La seconda considerazione riguarda la tecnologia. Più che gli errori concettuali del progetto Titan (i materiali compositi lavorano male a compressione e sono dunque poco adatti ad affrontare le enormi pressioni delle acque profonde) e il chiaro avvertimento dato nel 2018 da altri operatori del turismo subacqueo, preoccupa il rifiuto della certificazione, vista come ostacolo anziché come garanzia. Come per il rischio, un conto sono i nuovi campi nei quali tutto è da scoprire (si pensi ai problemi delle batterie durante lo sviluppo del Boeing 787) e un altro quelli dove le best practice sono notissime. Il rifiuto ideologico della certificazione – e dunque della competenza e dell’esperienza sintetizzata – incarna il mito della tecnologia autoreferenziale, slegata da ogni altra dimensione. Non è un caso che i settori emergenti dei veicoli a guida autonoma chiedano normative che escludono la responsabilità penale dei progettisti per trasferire tutto nel solo ambito civile, che risolve tutto con indennizzi precalcolati e dunque trasferibili sulle assicurazioni.

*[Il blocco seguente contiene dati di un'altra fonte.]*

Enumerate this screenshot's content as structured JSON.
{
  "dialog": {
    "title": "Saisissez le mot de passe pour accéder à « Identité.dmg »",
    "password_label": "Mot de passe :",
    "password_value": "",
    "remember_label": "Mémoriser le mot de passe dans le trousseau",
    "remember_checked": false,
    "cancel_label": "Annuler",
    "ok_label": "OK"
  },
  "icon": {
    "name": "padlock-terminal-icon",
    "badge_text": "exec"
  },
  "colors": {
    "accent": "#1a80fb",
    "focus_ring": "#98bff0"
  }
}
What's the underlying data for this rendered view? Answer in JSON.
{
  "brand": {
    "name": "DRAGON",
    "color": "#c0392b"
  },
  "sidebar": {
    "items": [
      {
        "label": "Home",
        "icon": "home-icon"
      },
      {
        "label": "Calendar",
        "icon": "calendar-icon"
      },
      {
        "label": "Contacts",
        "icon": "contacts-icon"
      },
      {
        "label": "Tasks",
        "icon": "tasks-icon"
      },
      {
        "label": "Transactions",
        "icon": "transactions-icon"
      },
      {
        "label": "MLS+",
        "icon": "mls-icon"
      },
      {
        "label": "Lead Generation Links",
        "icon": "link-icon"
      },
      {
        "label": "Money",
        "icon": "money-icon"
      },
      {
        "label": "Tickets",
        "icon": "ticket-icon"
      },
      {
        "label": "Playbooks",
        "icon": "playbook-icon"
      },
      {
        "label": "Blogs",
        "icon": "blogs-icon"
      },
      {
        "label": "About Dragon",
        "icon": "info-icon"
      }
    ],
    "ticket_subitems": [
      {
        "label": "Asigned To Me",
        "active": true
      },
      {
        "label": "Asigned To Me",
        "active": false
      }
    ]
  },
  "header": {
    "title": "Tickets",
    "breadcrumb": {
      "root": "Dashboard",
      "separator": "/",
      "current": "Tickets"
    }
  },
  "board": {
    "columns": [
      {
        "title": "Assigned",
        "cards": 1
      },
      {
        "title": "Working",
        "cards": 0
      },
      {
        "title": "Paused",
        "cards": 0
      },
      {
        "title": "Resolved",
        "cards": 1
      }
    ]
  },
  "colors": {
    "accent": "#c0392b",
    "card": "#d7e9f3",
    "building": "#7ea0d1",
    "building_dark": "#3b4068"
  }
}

Il terzo punto riguarda l’enorme sforzo di soccorso montato nonostante il tempo per coprire la distanza i 1.600 chilometri tra la costa e il luogo del disastro dimezzasse la già piccola finestra di ricerca. L’intervento di Usa e Canada risponde e assolve al dovere degli Stati di proteggere la vita dei cittadini, ma vi è qualcosa di fondamentalmente errato nella privatizzazione del divertimento estremo da parte dei (semplifichiamo) “ricchi” e nella pubblicizzazione dei costi del soccorso attingendo alle tasse del restante 99% della popolazione. Anche qui vi è una dimensione etico-morale ineludibile.

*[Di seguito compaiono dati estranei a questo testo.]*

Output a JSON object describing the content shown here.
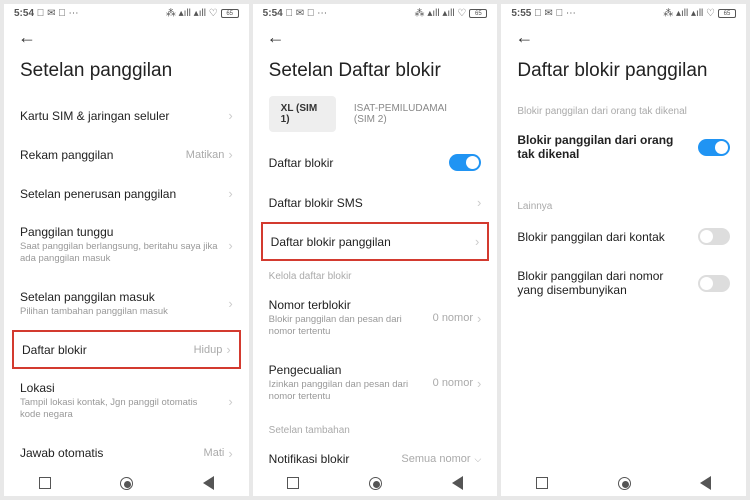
{
  "screen1": {
    "time": "5:54",
    "status_icons": "⃠ ✉ ⛶ ⋯",
    "status_right": "⁂ ▴ıll ▴ıll ♡",
    "battery": "65",
    "title": "Setelan panggilan",
    "rows": [
      {
        "label": "Kartu SIM & jaringan seluler",
        "value": "",
        "sub": ""
      },
      {
        "label": "Rekam panggilan",
        "value": "Matikan",
        "sub": ""
      },
      {
        "label": "Setelan penerusan panggilan",
        "value": "",
        "sub": ""
      },
      {
        "label": "Panggilan tunggu",
        "value": "",
        "sub": "Saat panggilan berlangsung, beritahu saya jika ada panggilan masuk"
      },
      {
        "label": "Setelan panggilan masuk",
        "value": "",
        "sub": "Pilihan tambahan panggilan masuk"
      },
      {
        "label": "Daftar blokir",
        "value": "Hidup",
        "sub": ""
      },
      {
        "label": "Lokasi",
        "value": "",
        "sub": "Tampil lokasi kontak, Jgn panggil otomatis kode negara"
      },
      {
        "label": "Jawab otomatis",
        "value": "Mati",
        "sub": ""
      }
    ]
  },
  "screen2": {
    "time": "5:54",
    "battery": "65",
    "title": "Setelan Daftar blokir",
    "tabs": [
      {
        "label": "XL (SIM 1)",
        "active": true
      },
      {
        "label": "ISAT-PEMILUDAMAI (SIM 2)",
        "active": false
      }
    ],
    "rows_top": [
      {
        "label": "Daftar blokir",
        "type": "toggle",
        "on": true
      },
      {
        "label": "Daftar blokir SMS",
        "type": "chev"
      },
      {
        "label": "Daftar blokir panggilan",
        "type": "chev",
        "highlight": true
      }
    ],
    "section1": "Kelola daftar blokir",
    "rows_mid": [
      {
        "label": "Nomor terblokir",
        "sub": "Blokir panggilan dan pesan dari nomor tertentu",
        "value": "0 nomor"
      },
      {
        "label": "Pengecualian",
        "sub": "Izinkan panggilan dan pesan dari nomor tertentu",
        "value": "0 nomor"
      }
    ],
    "section2": "Setelan tambahan",
    "rows_bot": [
      {
        "label": "Notifikasi blokir",
        "value": "Semua nomor"
      }
    ]
  },
  "screen3": {
    "time": "5:55",
    "battery": "65",
    "title": "Daftar blokir panggilan",
    "section_top": "Blokir panggilan dari orang tak dikenal",
    "rows_top": [
      {
        "label": "Blokir panggilan dari orang tak dikenal",
        "on": true
      }
    ],
    "section_bot": "Lainnya",
    "rows_bot": [
      {
        "label": "Blokir panggilan dari kontak",
        "on": false
      },
      {
        "label": "Blokir panggilan dari nomor yang disembunyikan",
        "on": false
      }
    ]
  }
}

Come in tanti altri casi, i tre punti sono incompatibili tra loro, soprattutto quando alla fine ci si rivolge a quello che, parafrasando un termine finanziario, si potrebbe definire il “soccorritore di ultima istanza”, cioè lo Stato. Per fare un esempio, si potrebbe vedere una responsabilità dello Stato normatore nei confronti di chi, avendo rispettato le regole, incorre comunque in un incidente, o verso chi lo subisca nello svolgimento di un compito ufficiale o lavorativo che contribuisce al progresso o al benessere collettivo.

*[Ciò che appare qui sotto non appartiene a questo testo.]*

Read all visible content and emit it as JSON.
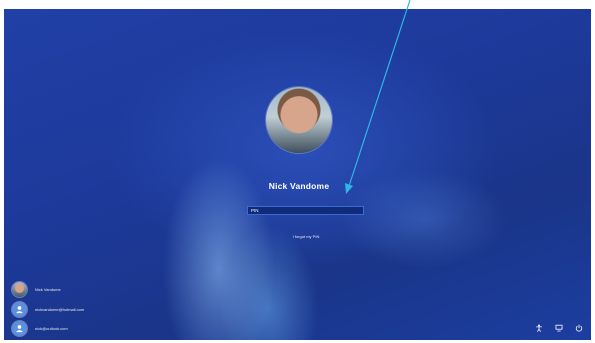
{
  "user": {
    "name": "Nick Vandome"
  },
  "login": {
    "pin_value": "PIN",
    "forgot_label": "I forgot my PIN"
  },
  "accounts": [
    {
      "label": "Nick Vandome"
    },
    {
      "label": "nickvandome@hotmail.com"
    },
    {
      "label": "nick@outlook.com"
    }
  ],
  "colors": {
    "accent": "#2fb6e6",
    "wallpaper": "#1d3a9b"
  },
  "icons": {
    "account_default": "person-icon",
    "system": [
      "accessibility-icon",
      "network-icon",
      "power-icon"
    ]
  }
}
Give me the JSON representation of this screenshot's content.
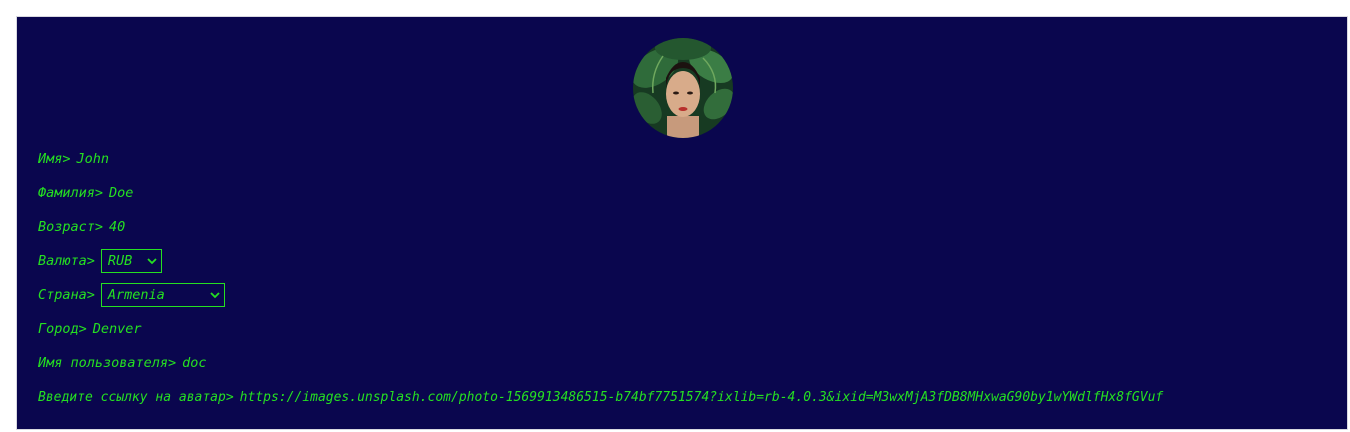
{
  "colors": {
    "background": "#0a064e",
    "text": "#25e021"
  },
  "profile": {
    "avatar": "avatar-photo",
    "fields": {
      "name": {
        "label": "Имя>",
        "value": "John"
      },
      "surname": {
        "label": "Фамилия>",
        "value": "Doe"
      },
      "age": {
        "label": "Возраст>",
        "value": "40"
      },
      "currency": {
        "label": "Валюта>",
        "selected": "RUB"
      },
      "country": {
        "label": "Страна>",
        "selected": "Armenia"
      },
      "city": {
        "label": "Город>",
        "value": "Denver"
      },
      "username": {
        "label": "Имя пользователя>",
        "value": "doc"
      },
      "avatar_url": {
        "label": "Введите ссылку на аватар>",
        "value": "https://images.unsplash.com/photo-1569913486515-b74bf7751574?ixlib=rb-4.0.3&ixid=M3wxMjA3fDB8MHxwaG90by1wYWdlfHx8fGVuf"
      }
    }
  },
  "icons": {
    "dropdown": "chevron-down-icon"
  }
}
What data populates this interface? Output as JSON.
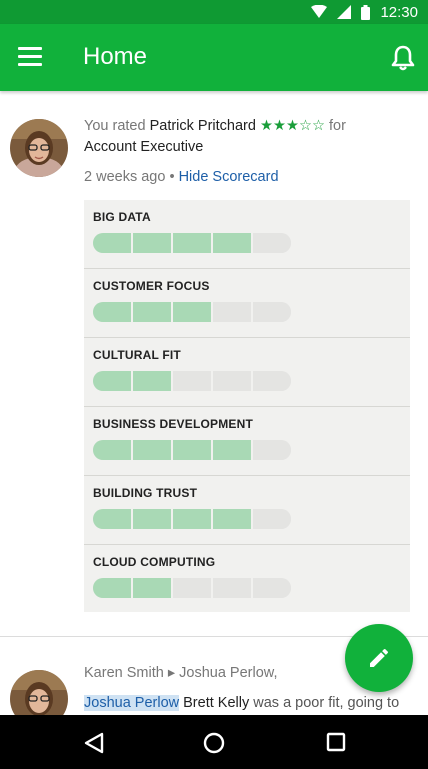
{
  "status_bar": {
    "time": "12:30"
  },
  "app_bar": {
    "title": "Home"
  },
  "post1": {
    "prefix": "You rated ",
    "person": "Patrick Pritchard",
    "stars_filled": "★★★",
    "stars_empty": "☆☆",
    "rating": 3,
    "rating_max": 5,
    "for_text": " for",
    "role": "Account Executive",
    "time_ago": "2 weeks ago",
    "separator": " • ",
    "hide_label": "Hide",
    "scorecard_label": "Scorecard",
    "skills": [
      {
        "name": "BIG DATA",
        "level": 4
      },
      {
        "name": "CUSTOMER FOCUS",
        "level": 3
      },
      {
        "name": "CULTURAL FIT",
        "level": 2
      },
      {
        "name": "BUSINESS DEVELOPMENT",
        "level": 4
      },
      {
        "name": "BUILDING TRUST",
        "level": 4
      },
      {
        "name": "CLOUD COMPUTING",
        "level": 2
      }
    ],
    "skill_max": 5
  },
  "post2": {
    "from": "Karen Smith",
    "arrow": " ▸ ",
    "to": "Joshua Perlow,",
    "mention": "Joshua Perlow",
    "subject": "Brett Kelly",
    "text": " was a poor fit, going to"
  },
  "colors": {
    "status_bar": "#0f9a33",
    "app_bar": "#11b13b",
    "star": "#1a9e3a",
    "bar_filled": "#a9d9b5",
    "link": "#1e5fa8"
  },
  "icons": {
    "menu": "hamburger-icon",
    "notifications": "bell-icon",
    "fab": "pencil-icon",
    "nav_back": "triangle-back-icon",
    "nav_home": "circle-home-icon",
    "nav_recents": "square-recents-icon"
  }
}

In conclusione, la tragedia del Titan era del tutto evitabile. L’inutile perdita di vite umane per uno sfizio impone di riflettere su una società che impone regole strette alla moltitudine delle persone ma consente ai ricchi di vivere legibus soluti, salvo ricorrere alla solidarietà collettiva quando – com’era prevedibile – la realtà li riporta bruscamente a terra. O, come in questo caso, sul fondo del mare.